The first album I bought with my own money

By the time I was album-buying age, we had entered the era where some people were illegally downloading stuff, burning it onto CDs, and selling that copy to eager consumers (like people whose parents didn't allow them to have music with parental-advisory stickers) for about $5. If we're counting that, then Beanie Sigel's The Reason. I can't remember my first legit purchase, but I used to like telling the story of how I ended up buying Run-DMC's Raising Hell. But I've moved on from the point where that story was even remotely interesting.

A song that always makes me feel better

"Umi Says," by Mos Def/Yasiin Bey, is able to make me cry in a way that makes me feel better. To feel good and loved and warm and romantic, that would be "Day Dreaming," by Aretha Franklin.
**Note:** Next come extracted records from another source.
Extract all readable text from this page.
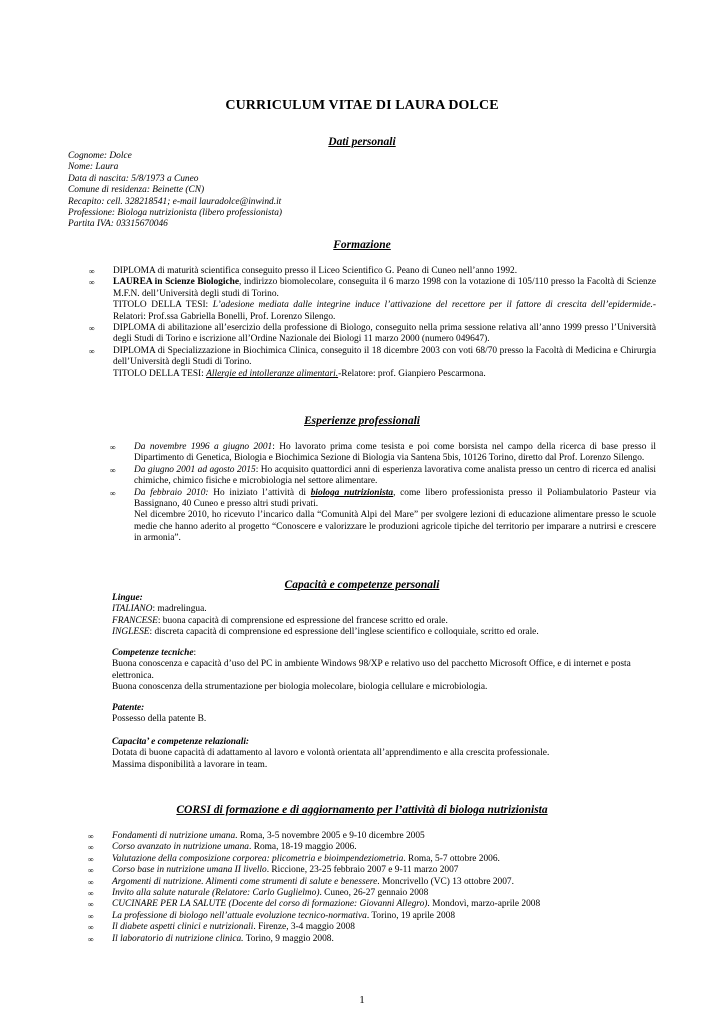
CURRICULUM VITAE DI LAURA DOLCE
Dati personali
Cognome: Dolce
Nome: Laura
Data di nascita: 5/8/1973 a Cuneo
Comune di residenza: Beinette (CN)
Recapito: cell. 328218541; e-mail lauradolce@inwind.it
Professione: Biologa nutrizionista (libero professionista)
Partita IVA: 03315670046
Formazione
∞ DIPLOMA di maturità scientifica conseguito presso il Liceo Scientifico G. Peano di Cuneo nell’anno 1992.
∞ LAUREA in Scienze Biologiche, indirizzo biomolecolare, conseguita il 6 marzo 1998 con la votazione di 105/110 presso la Facoltà di Scienze M.F.N. dell’Università degli studi di Torino.
TITOLO DELLA TESI: L’adesione mediata dalle integrine induce l’attivazione del recettore per il fattore di crescita dell’epidermide.- Relatori: Prof.ssa Gabriella Bonelli, Prof. Lorenzo Silengo.
∞ DIPLOMA di abilitazione all’esercizio della professione di Biologo, conseguito nella prima sessione relativa all’anno 1999 presso l’Università degli Studi di Torino e iscrizione all’Ordine Nazionale dei Biologi 11 marzo 2000 (numero 049647).
∞ DIPLOMA di Specializzazione in Biochimica Clinica, conseguito il 18 dicembre 2003 con voti 68/70 presso la Facoltà di Medicina e Chirurgia dell’Università degli Studi di Torino.
TITOLO DELLA TESI: Allergie ed intolleranze alimentari.-Relatore: prof. Gianpiero Pescarmona.
Esperienze professionali
∞ Da novembre 1996 a giugno 2001: Ho lavorato prima come tesista e poi come borsista nel campo della ricerca di base presso il Dipartimento di Genetica, Biologia e Biochimica Sezione di Biologia via Santena 5bis, 10126 Torino, diretto dal Prof. Lorenzo Silengo.
∞ Da giugno 2001 ad agosto 2015: Ho acquisito quattordici anni di esperienza lavorativa come analista presso un centro di ricerca ed analisi chimiche, chimico fisiche e microbiologia nel settore alimentare.
∞ Da febbraio 2010: Ho iniziato l’attività di biologa nutrizionista, come libero professionista presso il Poliambulatorio Pasteur via Bassignano, 40 Cuneo e presso altri studi privati.
Nel dicembre 2010, ho ricevuto l’incarico dalla “Comunità Alpi del Mare” per svolgere lezioni di educazione alimentare presso le scuole medie che hanno aderito al progetto “Conoscere e valorizzare le produzioni agricole tipiche del territorio per imparare a nutrirsi e crescere in armonia”.
Capacità e competenze personali
Lingue:
ITALIANO: madrelingua.
FRANCESE: buona capacità di comprensione ed espressione del francese scritto ed orale.
INGLESE: discreta capacità di comprensione ed espressione dell’inglese scientifico e colloquiale, scritto ed orale.
Competenze tecniche:
Buona conoscenza e capacità d’uso del PC in ambiente Windows 98/XP e relativo uso del pacchetto Microsoft Office, e di internet e posta elettronica.
Buona conoscenza della strumentazione per biologia molecolare, biologia cellulare e microbiologia.
Patente:
Possesso della patente B.
Capacita’ e competenze relazionali:
Dotata di buone capacità di adattamento al lavoro e volontà orientata all’apprendimento e alla crescita professionale.
Massima disponibilità a lavorare in team.
CORSI di formazione e di aggiornamento per l’attività di biologa nutrizionista
∞ Fondamenti di nutrizione umana. Roma, 3-5 novembre 2005 e 9-10 dicembre 2005
∞ Corso avanzato in nutrizione umana. Roma, 18-19 maggio 2006.
∞ Valutazione della composizione corporea: plicometria e bioimpendeziometria. Roma, 5-7 ottobre 2006.
∞ Corso base in nutrizione umana II livello. Riccione, 23-25 febbraio 2007 e 9-11 marzo 2007
∞ Argomenti di nutrizione. Alimenti come strumenti di salute e benessere. Moncrivello (VC) 13 ottobre 2007.
∞ Invito alla salute naturale (Relatore: Carlo Guglielmo). Cuneo, 26-27 gennaio 2008
∞ CUCINARE PER LA SALUTE (Docente del corso di formazione: Giovanni Allegro). Mondovì, marzo-aprile 2008
∞ La professione di biologo nell’attuale evoluzione tecnico-normativa. Torino, 19 aprile 2008
∞ Il diabete aspetti clinici e nutrizionali. Firenze, 3-4 maggio 2008
∞ Il laboratorio di nutrizione clinica. Torino, 9 maggio 2008.
1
A piece of pop culture I revisit whenever I have writer's block

My go-to for years has been Jay-Z's The Blueprint. It gives me confidence. In order to finish writing Stakes Is High, it was Avengers: Endgame. I suppose it was the similarities in the apocalyptic themes. There's also John Mulaney's stand-up special Kid Gorgeous, but especially the around seven minutes bit he does about school assemblies and the "stranger danger" lessons from childhood. It's some of the best writing ever.

The artist or author that I wish more people knew about

Kiese Laymon. Not because he isn't already wildly popular, but because he should be read by every. single. person on the planet.

My guilty pleasure movie or TV show

I long ago stopped feeling guilty about things I like. I have so many other places to put shame and guilt, why waste it on things that actually give me pleasure? That said, I know Supermarket Sweep isn't anyone's idea of "prestige" television, but I'll be damned if it isn't highly entertaining.